January 25, 2012

African Cup Of Nations Diary: Senegalese backlash on the cards

African Cup Of Nations RSS / / 24 January 2012 / Leave a Comment

Lille's Moussa Sow is due a big performance for Senegal

Lille's Moussa Sow is due a big performance for Senegal

"The sense is of a backlash coming, and it may be Nzalang Nacional who bear the brunt of that."

Equatorial Guinea somehow won their first match but we didn't find out too much about how good they are. Senegal on the other hand lost their opening match but there were signs they're about to improve. A win here can get them right back in the tournament, says Jonathan Wilson.
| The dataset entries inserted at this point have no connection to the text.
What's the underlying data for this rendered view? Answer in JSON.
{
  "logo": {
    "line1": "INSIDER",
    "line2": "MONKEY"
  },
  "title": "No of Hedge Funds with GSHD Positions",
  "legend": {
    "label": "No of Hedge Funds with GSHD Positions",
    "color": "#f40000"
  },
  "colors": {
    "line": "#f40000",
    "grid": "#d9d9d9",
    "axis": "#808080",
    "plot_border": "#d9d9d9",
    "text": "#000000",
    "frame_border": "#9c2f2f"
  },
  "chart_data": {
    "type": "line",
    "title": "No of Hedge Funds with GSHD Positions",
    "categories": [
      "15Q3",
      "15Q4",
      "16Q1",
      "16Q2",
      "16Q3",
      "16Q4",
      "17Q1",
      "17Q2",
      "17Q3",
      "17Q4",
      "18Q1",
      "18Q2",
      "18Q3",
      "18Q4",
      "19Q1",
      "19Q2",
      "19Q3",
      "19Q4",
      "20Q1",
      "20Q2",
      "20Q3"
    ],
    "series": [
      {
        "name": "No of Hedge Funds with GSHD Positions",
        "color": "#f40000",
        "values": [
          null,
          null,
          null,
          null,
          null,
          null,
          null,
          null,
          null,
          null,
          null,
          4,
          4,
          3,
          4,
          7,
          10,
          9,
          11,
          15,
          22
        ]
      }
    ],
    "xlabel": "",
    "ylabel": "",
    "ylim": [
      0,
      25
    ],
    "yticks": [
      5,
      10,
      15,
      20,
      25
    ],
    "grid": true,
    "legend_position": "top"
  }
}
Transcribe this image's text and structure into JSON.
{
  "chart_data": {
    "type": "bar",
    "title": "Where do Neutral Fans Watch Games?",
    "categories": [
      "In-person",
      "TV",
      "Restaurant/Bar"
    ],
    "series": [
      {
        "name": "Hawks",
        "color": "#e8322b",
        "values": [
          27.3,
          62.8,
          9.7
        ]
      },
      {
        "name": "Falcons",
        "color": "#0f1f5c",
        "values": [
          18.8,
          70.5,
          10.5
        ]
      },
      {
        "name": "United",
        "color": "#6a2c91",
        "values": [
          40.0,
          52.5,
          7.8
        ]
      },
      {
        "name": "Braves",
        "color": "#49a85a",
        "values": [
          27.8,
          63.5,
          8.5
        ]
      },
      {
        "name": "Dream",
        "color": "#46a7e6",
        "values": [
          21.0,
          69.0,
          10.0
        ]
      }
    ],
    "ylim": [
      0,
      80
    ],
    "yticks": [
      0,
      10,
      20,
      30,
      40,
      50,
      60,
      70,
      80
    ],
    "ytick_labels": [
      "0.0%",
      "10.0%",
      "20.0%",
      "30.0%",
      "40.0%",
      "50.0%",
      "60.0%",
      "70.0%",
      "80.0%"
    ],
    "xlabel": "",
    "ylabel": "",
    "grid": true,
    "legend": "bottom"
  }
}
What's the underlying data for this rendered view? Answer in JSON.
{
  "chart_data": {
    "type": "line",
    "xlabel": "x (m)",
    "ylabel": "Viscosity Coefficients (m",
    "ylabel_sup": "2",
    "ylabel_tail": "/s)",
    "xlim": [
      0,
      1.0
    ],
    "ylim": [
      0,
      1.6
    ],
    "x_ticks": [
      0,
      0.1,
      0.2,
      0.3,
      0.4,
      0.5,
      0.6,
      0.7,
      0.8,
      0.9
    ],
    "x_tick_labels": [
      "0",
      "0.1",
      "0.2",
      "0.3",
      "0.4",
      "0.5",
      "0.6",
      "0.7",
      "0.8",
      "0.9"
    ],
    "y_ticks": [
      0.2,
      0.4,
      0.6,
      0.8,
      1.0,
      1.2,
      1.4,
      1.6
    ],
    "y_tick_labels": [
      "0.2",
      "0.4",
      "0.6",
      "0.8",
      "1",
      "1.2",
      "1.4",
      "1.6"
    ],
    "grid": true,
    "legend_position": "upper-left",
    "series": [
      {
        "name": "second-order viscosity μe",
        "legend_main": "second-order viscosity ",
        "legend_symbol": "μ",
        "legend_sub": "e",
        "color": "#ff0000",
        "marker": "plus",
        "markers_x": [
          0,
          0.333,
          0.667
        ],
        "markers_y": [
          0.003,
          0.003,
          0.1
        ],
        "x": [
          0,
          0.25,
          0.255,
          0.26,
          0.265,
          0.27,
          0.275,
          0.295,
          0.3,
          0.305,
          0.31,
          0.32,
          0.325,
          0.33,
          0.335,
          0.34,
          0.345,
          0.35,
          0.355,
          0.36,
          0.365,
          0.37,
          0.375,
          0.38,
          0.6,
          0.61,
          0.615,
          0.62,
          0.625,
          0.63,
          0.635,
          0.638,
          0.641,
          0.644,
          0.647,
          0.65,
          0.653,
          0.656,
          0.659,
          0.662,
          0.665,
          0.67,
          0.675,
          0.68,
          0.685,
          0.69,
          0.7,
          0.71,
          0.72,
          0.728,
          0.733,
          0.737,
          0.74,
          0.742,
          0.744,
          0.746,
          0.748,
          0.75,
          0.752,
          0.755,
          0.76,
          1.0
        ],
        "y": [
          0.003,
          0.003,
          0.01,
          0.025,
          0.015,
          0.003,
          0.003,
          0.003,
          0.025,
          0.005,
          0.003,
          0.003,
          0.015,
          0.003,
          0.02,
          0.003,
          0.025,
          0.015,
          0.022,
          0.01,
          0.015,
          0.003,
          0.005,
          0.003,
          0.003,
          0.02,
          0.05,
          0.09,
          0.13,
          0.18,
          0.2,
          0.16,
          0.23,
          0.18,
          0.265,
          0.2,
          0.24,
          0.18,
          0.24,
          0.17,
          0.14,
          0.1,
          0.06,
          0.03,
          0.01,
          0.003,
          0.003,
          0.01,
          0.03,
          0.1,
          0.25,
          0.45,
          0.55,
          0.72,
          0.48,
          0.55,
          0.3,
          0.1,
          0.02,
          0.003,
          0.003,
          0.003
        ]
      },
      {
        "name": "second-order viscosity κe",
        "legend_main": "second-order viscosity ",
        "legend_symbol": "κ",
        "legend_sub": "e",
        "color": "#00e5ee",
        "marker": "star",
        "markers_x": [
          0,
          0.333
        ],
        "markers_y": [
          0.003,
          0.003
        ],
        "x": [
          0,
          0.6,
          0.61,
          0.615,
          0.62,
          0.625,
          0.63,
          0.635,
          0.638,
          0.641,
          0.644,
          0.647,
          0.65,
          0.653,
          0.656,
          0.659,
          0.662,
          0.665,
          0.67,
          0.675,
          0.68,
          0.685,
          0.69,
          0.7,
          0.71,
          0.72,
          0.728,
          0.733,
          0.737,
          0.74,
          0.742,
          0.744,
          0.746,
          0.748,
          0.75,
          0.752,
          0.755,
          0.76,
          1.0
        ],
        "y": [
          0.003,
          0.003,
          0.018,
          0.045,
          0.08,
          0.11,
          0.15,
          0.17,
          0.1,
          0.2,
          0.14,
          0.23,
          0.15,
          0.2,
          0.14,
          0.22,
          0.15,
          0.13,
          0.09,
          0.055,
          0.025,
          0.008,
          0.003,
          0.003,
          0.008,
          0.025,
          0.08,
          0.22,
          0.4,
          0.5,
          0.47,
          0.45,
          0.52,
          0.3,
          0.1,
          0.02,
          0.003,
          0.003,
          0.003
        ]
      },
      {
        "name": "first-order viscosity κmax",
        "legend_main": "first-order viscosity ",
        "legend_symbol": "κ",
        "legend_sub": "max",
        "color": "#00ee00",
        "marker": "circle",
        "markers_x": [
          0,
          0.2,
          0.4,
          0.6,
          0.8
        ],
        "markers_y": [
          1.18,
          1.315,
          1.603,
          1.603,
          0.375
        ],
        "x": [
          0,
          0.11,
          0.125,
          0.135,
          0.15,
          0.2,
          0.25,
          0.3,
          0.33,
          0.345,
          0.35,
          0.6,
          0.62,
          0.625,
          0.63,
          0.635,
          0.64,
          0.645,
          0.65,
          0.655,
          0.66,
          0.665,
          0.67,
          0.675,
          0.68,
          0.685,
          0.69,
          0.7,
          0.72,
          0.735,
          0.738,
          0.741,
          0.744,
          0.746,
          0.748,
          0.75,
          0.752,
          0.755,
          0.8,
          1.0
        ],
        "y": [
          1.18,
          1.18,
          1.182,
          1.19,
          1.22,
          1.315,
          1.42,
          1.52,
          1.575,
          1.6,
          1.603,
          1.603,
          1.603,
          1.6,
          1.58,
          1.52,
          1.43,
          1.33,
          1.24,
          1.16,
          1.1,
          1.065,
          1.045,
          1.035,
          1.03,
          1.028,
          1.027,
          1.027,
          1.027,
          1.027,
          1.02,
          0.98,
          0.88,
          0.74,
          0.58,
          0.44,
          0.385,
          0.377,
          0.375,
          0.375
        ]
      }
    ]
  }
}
Was it a freak? Equatorial Guinea beat Libya in their opening match at the Cup of Nations, defying the gloomy prognostications that had been coming out of Spain, where the bulk of the squad is based. This, after all, is a disparate bunch of players - only two of the 23 were actually born in Equatorial Guinea, neither of whom were in the starting line-up on Saturday - and they had been playing under their new manager, the Brazilian Gilson Paulo, for only a fortnight. He himself admitted he has had very little chance to impose his personality on the squad. It shouldn't have worked, and yet it did, the opening game bringing forth an outpouring of national pride that swept Equatorial Guinea to victory.

Their second game sees the Nzalang Nacional face Senegal, who began with a 2-1 defeat to Zambia. Senegal were desperately poor in the first half of that game, caught on the break again and again by Herve Renard's well-organised and cohesive Chipolopolo. In the second, though, they regrouped and laid siege to the Zambia goal, and were probably a touch unfortunate to only pull one back.

Perhaps the sight of Christopher Katongo, darting in from the wing to create the play behind the pacy 21 year old Emmanuel Mayuka, will inspire Equatorial Guinea. After all, Libya for much of that opening game looked the better, more composed side, but their patient passing got them nowhere, and it was the direct enthusiasm of the hosts that won out, the goalscorer Javier Balboa and the left-winger Randy frequently unsettling the Libyans by charging straight at them. Randy's performance was particularly eyecatching and not a little odd, his surges creating the impression of him having been a constant threat, even though he completed only a little over 60 per cent of his passes. Senegal, though, surely can't be as bad again.

They were third favourites at the start of the tournament, largely thanks to their wealth of attacking talent - Demba Ba, Papiss Demba Cisse, Mamadou Niuang, Moussa Sow and Souleymane Camara. In qualifying perming three from five worked and they rattled in 16 goals in six games, but in that first game it looked like too many similar players all squabbling over the same space. Introducing Ba may have made sense in terms of recent club form, but it's hard not to wonder whether that disrupted the flow that had carried them through the qualifiers.

"We lost a battle, not the war," insisted Senegal's coach Armand Traore. "It'll wake us up, and that's going to help me a lot on the psychological front. We turned the page on the Zambia match on Sunday morning, holding a debriefing on what needed to be fixed. My talk to the team was based on the fundamentals: passing, working as a unit...to be aggressive."

The sense is of a backlash coming, and it may be Nzalang Nacional who bear the brunt of that. Senegal's midfield, once it started to play, denied Zambia any space to run in the second half, and if they can do the same against Equatorial Guinea, it's hard to see how the hosts could score. Libya's patient approach told us little about how Equatorial Guinea react when put under pressure, and it may be that the initial adrenaline of that first game cannot be recreated in Bata this evening. Expectation, anyway, applies its own pressure.

RECOMMENDED BET:

If you want to play it safe, Senegal at [1.76] to win seems a touch on the long side, the results in the opening games perhaps having influenced punters against the Lions of Teranga. For something a little more ambitious, Senegal to win at -1 goal on the Asian handicap is [2.5].